Spring gardening and a peat alternative

First off, I apologize. I like to start each post with a nice photo. But I've been busy in the garden today, and am just sitting down with a coffee out on the back porch. And really, the yard is mostly dirt right now. Nicely raked dirt, but still, dirt.

Last year I prepared my first beds with peat moss and sheep manure. I expect they'll do very well. But I was uncomfortable buying so much peat. You see, peat is a non-renewable resource. There's quite a bit of it around. It grows in bogs up north. The bogs are fascinating places, teeming with wildlife, and I've enjoyed every minute of my life that I've spent among them. Yes, even with the blackflies.

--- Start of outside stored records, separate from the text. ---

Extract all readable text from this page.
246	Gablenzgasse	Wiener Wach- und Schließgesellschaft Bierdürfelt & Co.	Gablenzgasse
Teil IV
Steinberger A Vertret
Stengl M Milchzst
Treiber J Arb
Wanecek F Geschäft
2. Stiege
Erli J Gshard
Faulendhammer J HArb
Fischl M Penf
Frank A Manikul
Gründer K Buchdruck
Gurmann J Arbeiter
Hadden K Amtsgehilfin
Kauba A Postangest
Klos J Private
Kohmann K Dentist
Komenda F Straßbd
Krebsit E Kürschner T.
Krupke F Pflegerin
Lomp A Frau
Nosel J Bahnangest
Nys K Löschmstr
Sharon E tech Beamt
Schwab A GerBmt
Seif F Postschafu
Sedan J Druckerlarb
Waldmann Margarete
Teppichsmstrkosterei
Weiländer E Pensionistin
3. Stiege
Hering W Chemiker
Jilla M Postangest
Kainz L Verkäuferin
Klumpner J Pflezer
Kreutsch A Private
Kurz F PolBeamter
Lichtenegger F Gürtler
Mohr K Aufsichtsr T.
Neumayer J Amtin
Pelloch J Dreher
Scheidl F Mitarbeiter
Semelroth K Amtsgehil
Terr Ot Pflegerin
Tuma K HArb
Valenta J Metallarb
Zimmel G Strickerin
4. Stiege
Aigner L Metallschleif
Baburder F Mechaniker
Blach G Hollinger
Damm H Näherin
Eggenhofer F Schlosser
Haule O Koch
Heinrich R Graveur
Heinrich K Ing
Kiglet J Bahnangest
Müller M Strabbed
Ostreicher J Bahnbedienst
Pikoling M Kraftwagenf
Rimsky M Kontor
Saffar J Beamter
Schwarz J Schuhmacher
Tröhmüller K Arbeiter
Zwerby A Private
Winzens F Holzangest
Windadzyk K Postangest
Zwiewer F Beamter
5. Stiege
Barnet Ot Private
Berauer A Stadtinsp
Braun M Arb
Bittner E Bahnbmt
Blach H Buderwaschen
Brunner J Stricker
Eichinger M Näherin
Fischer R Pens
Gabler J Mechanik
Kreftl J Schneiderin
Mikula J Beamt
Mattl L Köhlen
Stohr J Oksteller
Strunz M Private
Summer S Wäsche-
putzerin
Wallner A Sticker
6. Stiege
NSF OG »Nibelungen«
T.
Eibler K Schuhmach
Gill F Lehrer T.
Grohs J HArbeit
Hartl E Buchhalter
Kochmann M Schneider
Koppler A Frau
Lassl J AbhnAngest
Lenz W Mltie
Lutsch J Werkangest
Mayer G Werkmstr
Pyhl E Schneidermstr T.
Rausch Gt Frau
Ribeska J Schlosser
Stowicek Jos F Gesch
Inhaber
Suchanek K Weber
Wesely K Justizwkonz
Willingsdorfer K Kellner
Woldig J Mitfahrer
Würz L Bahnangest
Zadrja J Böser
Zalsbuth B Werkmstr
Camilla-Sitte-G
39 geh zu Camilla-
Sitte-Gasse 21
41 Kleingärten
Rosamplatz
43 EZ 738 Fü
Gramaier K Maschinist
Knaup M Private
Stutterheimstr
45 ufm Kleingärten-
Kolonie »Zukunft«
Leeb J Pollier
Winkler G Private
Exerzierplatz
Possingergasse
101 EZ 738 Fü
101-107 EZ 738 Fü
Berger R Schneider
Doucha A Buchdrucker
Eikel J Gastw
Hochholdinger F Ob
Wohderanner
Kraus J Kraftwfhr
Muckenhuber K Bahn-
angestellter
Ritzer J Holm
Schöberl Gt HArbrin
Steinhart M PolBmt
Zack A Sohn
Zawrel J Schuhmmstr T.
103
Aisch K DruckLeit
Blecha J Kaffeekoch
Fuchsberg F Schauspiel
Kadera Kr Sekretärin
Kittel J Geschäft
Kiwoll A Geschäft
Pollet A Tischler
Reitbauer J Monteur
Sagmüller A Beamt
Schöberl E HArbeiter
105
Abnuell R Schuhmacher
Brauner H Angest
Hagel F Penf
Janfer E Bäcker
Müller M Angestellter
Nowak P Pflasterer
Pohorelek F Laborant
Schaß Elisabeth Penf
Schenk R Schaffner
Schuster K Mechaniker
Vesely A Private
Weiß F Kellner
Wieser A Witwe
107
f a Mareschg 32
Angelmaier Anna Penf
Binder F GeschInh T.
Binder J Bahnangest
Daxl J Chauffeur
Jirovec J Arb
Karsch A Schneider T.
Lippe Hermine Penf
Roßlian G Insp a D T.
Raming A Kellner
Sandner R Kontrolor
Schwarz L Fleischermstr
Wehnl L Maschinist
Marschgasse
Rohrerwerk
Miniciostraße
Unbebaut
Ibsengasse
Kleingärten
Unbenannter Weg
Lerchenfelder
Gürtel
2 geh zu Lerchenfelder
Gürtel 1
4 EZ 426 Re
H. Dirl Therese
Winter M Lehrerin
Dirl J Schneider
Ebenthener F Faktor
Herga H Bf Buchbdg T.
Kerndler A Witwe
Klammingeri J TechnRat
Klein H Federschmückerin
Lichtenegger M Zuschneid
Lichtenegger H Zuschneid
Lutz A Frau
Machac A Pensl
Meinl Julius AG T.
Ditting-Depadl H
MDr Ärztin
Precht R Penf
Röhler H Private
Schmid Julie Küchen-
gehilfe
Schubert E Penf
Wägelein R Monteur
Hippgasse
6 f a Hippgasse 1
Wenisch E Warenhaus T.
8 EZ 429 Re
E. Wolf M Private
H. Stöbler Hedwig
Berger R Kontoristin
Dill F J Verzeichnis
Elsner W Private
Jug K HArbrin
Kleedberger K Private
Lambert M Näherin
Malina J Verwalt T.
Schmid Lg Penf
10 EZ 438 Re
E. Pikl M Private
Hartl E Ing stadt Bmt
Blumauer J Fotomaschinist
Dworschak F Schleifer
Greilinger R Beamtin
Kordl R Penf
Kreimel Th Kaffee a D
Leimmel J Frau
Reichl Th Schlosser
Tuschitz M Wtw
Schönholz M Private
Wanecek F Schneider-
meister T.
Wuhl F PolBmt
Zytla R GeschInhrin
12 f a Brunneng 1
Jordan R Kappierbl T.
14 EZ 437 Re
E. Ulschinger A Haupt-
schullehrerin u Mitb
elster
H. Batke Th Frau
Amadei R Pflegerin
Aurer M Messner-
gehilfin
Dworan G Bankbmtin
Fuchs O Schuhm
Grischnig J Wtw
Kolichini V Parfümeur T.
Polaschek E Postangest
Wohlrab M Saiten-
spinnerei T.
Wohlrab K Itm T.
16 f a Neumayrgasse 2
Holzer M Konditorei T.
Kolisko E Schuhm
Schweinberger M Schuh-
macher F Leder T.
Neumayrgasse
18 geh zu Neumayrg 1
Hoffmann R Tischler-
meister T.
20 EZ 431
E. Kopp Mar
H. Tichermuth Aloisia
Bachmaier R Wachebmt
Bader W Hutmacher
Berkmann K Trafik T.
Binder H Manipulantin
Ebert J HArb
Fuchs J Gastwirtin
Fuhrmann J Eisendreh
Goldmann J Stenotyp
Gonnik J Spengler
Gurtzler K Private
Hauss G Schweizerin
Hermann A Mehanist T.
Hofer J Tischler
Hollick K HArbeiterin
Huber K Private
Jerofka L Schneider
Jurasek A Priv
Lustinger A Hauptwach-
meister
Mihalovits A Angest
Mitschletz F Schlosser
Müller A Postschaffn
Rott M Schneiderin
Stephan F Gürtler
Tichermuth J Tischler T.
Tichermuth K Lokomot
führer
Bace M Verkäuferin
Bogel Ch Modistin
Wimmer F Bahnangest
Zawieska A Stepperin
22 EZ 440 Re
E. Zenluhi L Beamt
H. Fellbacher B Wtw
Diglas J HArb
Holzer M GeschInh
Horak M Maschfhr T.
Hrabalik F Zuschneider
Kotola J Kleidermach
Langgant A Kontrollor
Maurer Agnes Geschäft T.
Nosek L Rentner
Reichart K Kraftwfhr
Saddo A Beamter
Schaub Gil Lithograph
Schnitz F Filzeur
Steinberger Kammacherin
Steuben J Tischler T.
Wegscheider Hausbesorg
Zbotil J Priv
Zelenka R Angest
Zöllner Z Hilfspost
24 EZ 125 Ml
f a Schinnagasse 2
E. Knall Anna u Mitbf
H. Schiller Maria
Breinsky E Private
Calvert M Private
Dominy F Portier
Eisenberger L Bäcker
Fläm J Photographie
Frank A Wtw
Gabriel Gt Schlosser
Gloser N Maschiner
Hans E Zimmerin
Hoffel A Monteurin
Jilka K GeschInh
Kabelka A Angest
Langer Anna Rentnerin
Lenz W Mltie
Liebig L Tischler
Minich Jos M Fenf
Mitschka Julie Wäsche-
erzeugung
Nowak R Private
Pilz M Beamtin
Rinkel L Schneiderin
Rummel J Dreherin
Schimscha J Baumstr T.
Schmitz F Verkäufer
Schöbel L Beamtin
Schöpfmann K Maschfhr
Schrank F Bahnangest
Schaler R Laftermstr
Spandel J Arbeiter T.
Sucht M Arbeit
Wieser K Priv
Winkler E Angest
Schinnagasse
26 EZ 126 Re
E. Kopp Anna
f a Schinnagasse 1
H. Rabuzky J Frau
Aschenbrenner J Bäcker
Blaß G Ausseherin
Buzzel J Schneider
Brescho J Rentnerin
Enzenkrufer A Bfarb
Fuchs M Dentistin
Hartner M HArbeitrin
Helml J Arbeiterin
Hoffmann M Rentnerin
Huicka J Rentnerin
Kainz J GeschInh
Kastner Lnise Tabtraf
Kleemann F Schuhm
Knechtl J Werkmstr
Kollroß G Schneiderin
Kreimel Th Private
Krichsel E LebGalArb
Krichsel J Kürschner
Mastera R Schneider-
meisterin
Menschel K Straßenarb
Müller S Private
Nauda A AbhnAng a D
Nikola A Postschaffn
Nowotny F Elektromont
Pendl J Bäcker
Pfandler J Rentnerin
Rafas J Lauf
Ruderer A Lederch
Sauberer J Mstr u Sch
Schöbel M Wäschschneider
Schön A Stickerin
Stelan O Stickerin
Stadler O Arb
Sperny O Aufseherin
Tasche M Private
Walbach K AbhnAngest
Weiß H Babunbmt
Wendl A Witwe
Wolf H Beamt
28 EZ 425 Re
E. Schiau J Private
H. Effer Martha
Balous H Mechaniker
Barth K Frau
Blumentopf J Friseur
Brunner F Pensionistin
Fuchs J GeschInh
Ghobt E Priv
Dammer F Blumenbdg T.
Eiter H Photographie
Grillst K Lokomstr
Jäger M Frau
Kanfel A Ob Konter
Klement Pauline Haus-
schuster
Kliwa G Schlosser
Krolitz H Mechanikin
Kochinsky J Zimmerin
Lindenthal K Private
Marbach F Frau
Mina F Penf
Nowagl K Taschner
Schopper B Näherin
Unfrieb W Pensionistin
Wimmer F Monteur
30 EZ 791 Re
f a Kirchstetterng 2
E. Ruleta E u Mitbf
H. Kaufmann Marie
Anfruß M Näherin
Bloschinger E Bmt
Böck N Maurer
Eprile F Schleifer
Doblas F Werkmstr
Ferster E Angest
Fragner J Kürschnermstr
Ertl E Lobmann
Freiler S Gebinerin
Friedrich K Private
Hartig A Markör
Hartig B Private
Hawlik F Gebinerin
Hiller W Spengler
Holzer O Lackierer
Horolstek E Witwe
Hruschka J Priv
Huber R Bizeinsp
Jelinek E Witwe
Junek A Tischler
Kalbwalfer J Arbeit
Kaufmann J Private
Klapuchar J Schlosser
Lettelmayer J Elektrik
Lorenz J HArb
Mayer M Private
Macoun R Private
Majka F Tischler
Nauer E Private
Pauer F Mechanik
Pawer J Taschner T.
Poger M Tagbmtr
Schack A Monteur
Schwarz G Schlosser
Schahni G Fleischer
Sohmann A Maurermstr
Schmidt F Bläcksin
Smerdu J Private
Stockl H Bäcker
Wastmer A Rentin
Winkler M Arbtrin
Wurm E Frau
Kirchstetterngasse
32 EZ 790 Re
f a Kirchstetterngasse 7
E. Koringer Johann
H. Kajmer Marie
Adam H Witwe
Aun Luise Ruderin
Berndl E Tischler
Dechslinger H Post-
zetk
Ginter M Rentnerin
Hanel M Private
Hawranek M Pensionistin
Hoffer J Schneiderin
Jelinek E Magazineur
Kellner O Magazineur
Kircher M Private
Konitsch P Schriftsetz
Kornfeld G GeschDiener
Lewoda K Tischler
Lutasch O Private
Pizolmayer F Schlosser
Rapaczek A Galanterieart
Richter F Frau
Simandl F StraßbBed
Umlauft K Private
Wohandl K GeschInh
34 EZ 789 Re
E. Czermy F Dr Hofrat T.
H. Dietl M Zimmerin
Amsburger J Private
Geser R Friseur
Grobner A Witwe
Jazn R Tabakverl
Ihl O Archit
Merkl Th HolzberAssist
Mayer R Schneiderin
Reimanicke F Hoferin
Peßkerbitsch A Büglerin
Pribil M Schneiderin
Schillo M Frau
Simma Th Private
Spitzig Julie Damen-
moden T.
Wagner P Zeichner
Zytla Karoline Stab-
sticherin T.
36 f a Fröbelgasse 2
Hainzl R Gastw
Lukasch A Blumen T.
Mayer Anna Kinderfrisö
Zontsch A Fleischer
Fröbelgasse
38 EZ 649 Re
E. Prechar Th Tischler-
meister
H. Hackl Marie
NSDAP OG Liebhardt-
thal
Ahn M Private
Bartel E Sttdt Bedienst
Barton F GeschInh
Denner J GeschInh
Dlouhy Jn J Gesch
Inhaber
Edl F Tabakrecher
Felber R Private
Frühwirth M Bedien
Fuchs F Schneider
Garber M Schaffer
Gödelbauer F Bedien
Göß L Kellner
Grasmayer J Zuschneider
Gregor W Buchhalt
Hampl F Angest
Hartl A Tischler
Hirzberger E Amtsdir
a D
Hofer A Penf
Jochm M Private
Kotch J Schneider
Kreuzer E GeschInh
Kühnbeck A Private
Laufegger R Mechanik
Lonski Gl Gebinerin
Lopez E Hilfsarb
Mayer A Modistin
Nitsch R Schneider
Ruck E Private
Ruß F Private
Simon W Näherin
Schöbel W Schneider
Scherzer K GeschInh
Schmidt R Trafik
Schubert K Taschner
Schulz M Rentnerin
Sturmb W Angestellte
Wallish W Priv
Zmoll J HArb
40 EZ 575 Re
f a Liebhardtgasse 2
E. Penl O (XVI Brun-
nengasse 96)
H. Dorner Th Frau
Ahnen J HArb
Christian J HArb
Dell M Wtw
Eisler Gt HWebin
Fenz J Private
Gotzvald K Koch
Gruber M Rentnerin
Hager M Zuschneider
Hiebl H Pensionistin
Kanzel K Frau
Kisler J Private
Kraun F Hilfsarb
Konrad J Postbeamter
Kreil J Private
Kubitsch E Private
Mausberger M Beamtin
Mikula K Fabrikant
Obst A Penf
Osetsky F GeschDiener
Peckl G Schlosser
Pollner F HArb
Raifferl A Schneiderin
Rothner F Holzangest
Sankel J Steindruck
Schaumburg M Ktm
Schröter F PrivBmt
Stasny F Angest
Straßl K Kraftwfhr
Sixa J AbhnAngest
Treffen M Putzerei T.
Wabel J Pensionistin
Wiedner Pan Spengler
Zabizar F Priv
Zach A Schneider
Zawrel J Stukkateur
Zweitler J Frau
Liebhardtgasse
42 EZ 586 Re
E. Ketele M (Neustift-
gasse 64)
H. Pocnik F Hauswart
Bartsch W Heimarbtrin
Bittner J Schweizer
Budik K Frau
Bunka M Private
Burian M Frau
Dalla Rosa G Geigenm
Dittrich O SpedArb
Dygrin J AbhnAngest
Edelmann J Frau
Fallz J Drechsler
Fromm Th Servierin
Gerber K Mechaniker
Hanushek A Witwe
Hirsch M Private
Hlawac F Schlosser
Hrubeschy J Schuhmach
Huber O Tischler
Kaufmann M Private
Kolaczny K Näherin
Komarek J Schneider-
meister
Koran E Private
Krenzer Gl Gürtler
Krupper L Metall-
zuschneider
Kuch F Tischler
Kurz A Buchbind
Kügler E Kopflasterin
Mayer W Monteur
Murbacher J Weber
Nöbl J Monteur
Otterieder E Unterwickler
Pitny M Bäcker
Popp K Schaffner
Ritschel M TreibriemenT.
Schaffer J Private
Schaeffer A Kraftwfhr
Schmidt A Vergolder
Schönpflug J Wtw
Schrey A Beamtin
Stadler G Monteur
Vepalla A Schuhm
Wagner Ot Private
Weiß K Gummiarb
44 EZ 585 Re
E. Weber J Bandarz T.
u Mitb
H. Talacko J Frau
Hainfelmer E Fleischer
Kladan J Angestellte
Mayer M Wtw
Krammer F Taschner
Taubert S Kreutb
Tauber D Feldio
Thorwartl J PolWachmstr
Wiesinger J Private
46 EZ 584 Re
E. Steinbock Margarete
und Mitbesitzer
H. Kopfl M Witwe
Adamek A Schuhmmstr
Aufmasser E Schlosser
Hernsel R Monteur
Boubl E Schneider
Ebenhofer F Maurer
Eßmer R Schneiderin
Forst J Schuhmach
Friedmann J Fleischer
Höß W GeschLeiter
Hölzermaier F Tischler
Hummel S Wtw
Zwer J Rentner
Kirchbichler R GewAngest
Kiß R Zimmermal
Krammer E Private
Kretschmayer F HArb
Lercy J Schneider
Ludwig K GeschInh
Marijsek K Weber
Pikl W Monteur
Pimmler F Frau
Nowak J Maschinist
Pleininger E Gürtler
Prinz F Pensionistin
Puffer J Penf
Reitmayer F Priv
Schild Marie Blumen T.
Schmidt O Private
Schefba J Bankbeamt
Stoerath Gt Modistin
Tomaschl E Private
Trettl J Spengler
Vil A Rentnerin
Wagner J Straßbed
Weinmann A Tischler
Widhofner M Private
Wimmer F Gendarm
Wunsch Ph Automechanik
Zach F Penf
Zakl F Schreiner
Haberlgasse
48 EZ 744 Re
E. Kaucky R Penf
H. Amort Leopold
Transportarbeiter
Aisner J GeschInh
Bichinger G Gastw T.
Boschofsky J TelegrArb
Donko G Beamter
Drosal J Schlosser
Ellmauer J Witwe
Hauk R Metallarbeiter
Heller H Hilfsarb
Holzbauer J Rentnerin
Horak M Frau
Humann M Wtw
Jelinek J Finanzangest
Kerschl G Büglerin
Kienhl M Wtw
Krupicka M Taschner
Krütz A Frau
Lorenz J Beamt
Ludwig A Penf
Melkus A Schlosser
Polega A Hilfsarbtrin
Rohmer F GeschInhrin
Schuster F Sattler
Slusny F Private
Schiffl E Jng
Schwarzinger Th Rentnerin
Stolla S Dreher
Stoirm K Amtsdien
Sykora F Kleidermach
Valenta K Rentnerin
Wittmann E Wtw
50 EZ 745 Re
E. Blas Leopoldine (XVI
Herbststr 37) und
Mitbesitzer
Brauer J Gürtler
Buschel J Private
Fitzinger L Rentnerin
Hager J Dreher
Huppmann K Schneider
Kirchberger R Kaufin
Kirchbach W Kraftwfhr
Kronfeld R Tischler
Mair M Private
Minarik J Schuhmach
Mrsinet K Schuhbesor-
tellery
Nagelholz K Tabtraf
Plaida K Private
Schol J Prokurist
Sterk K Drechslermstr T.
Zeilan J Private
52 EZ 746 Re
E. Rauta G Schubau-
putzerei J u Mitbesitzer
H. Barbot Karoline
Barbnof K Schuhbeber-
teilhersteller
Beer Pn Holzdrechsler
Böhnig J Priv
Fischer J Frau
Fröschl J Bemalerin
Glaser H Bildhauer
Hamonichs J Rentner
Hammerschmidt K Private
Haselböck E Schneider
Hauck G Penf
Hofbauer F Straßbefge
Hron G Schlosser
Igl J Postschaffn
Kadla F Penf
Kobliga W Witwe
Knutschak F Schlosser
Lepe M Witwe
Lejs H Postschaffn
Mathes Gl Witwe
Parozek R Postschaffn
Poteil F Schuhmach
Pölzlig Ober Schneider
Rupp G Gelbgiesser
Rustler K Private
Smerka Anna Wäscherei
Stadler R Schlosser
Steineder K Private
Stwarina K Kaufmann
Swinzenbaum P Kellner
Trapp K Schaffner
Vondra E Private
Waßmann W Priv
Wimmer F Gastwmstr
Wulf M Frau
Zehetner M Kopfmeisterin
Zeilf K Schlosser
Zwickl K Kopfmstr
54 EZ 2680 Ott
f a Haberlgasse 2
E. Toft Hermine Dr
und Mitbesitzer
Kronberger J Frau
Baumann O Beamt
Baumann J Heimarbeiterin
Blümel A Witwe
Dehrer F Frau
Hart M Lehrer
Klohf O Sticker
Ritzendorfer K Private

But peat bogs form very slowly, over hundreds, even thousands of years. So I was quite happy to find an alternative, aptly named Beats Peat. I picked up a couple bricks at a home improvement store a couple blocks away. The stuff is made out of coconut husks, which are abundant and would otherwise be a waste product. In the garden, they work like peat moss, loosening the soil, absorbing moisture and providing the rich humus layer that's so neded, especially in one of my beds, which was mostly clay.

Some of the other beds have been top dressed with a thin layer of straw and rabbit poo, thanks to Emma and Amanda, the bunnies who live upstairs. More of this is in the compost bin, which is working away very nicely. There are robins playing on top of it right now (a sure sign of spring).

Weather permitting, I'll plant my first outdoor seeds tomorrow: peas, fava beans, radishes and arugula. Inside, some 300 seedlings are growing happily, just waiting until it's save to go outside. And the garlic that Graham and I planted last fall is doing very well. It's planted in rings around the roses, as it's supposed to be a good companion plant.

Today's work mostly involved putting a strip of chicken wire along the bottom of the fence. This is an effort to annoy the raccoons. I have no delusions about keeping them out, but at least I'll make 'em work to get my veg! As for the squirrels, well, we'll see.